Redruello B, Valdes E, Luz Lopez M, Rodicio R
Departamento de Bioquímica y Biología Molecular, Facultad de Medicina, Universidad de Oviedo, Spain.
FEBS Lett. 1999 Feb 26;445(2-3):246-50. doi: 10.1016/s0014-5793(99)00120-9.
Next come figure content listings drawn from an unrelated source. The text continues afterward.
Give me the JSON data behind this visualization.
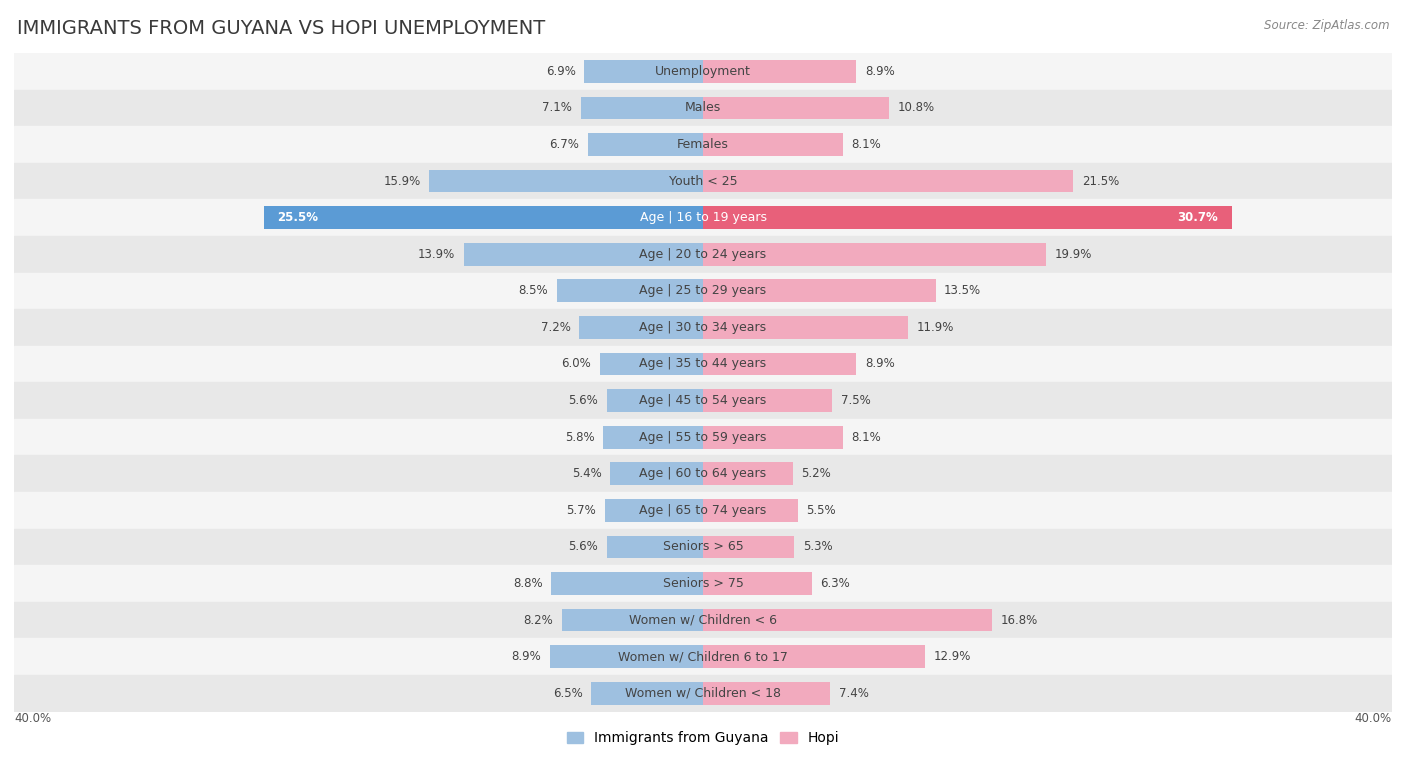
{
  "title": "IMMIGRANTS FROM GUYANA VS HOPI UNEMPLOYMENT",
  "source": "Source: ZipAtlas.com",
  "categories": [
    "Unemployment",
    "Males",
    "Females",
    "Youth < 25",
    "Age | 16 to 19 years",
    "Age | 20 to 24 years",
    "Age | 25 to 29 years",
    "Age | 30 to 34 years",
    "Age | 35 to 44 years",
    "Age | 45 to 54 years",
    "Age | 55 to 59 years",
    "Age | 60 to 64 years",
    "Age | 65 to 74 years",
    "Seniors > 65",
    "Seniors > 75",
    "Women w/ Children < 6",
    "Women w/ Children 6 to 17",
    "Women w/ Children < 18"
  ],
  "guyana_values": [
    6.9,
    7.1,
    6.7,
    15.9,
    25.5,
    13.9,
    8.5,
    7.2,
    6.0,
    5.6,
    5.8,
    5.4,
    5.7,
    5.6,
    8.8,
    8.2,
    8.9,
    6.5
  ],
  "hopi_values": [
    8.9,
    10.8,
    8.1,
    21.5,
    30.7,
    19.9,
    13.5,
    11.9,
    8.9,
    7.5,
    8.1,
    5.2,
    5.5,
    5.3,
    6.3,
    16.8,
    12.9,
    7.4
  ],
  "guyana_color": "#9ec0e0",
  "hopi_color": "#f2aabe",
  "guyana_highlight_color": "#5b9bd5",
  "hopi_highlight_color": "#e8607a",
  "highlight_row": 4,
  "xlim": 40.0,
  "bar_height": 0.62,
  "row_colors": [
    "#f5f5f5",
    "#e8e8e8"
  ],
  "title_fontsize": 14,
  "label_fontsize": 9,
  "value_fontsize": 8.5,
  "legend_fontsize": 10,
  "source_fontsize": 8.5
}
The ACR1 gene, encoding a succinate-fumarate transporter, is required by the yeast Saccharomyces cerevisiae for ethanol utilization. Accordingly, gene expression is induced by ethanol and repressed by glucose. Here, we investigated three carbon source response elements present in its promoter region. Specific deletions as well as functional analysis of the elements in a heterologous promoter confirmed their role in transcriptional regulation. Protein binding to carbon source response elements of the ICL1 promoter was competed by all three elements to various extents by the respective ACR1 sequences. In addition, two putative stress response promoter elements present in the ACR1 promoter were investigated in deletion analyses and shown to contribute to gene expression.
编码琥珀酸-延胡索酸转运蛋白的ACR1基因是酿酒酵母利用乙醇所必需的。因此,该基因的表达受乙醇诱导,受葡萄糖抑制。在此,我们研究了其启动子区域中存在的三种碳源反应元件。在异源启动子中对这些元件进行特异性缺失以及功能分析,证实了它们在转录调控中的作用。与ICL1启动子的碳源反应元件结合的蛋白质,在不同程度上被相应的ACR1序列中的所有三种元件竞争。此外,对ACR1启动子中存在的两个假定的应激反应启动子元件进行了缺失分析,结果表明它们对基因表达有贡献。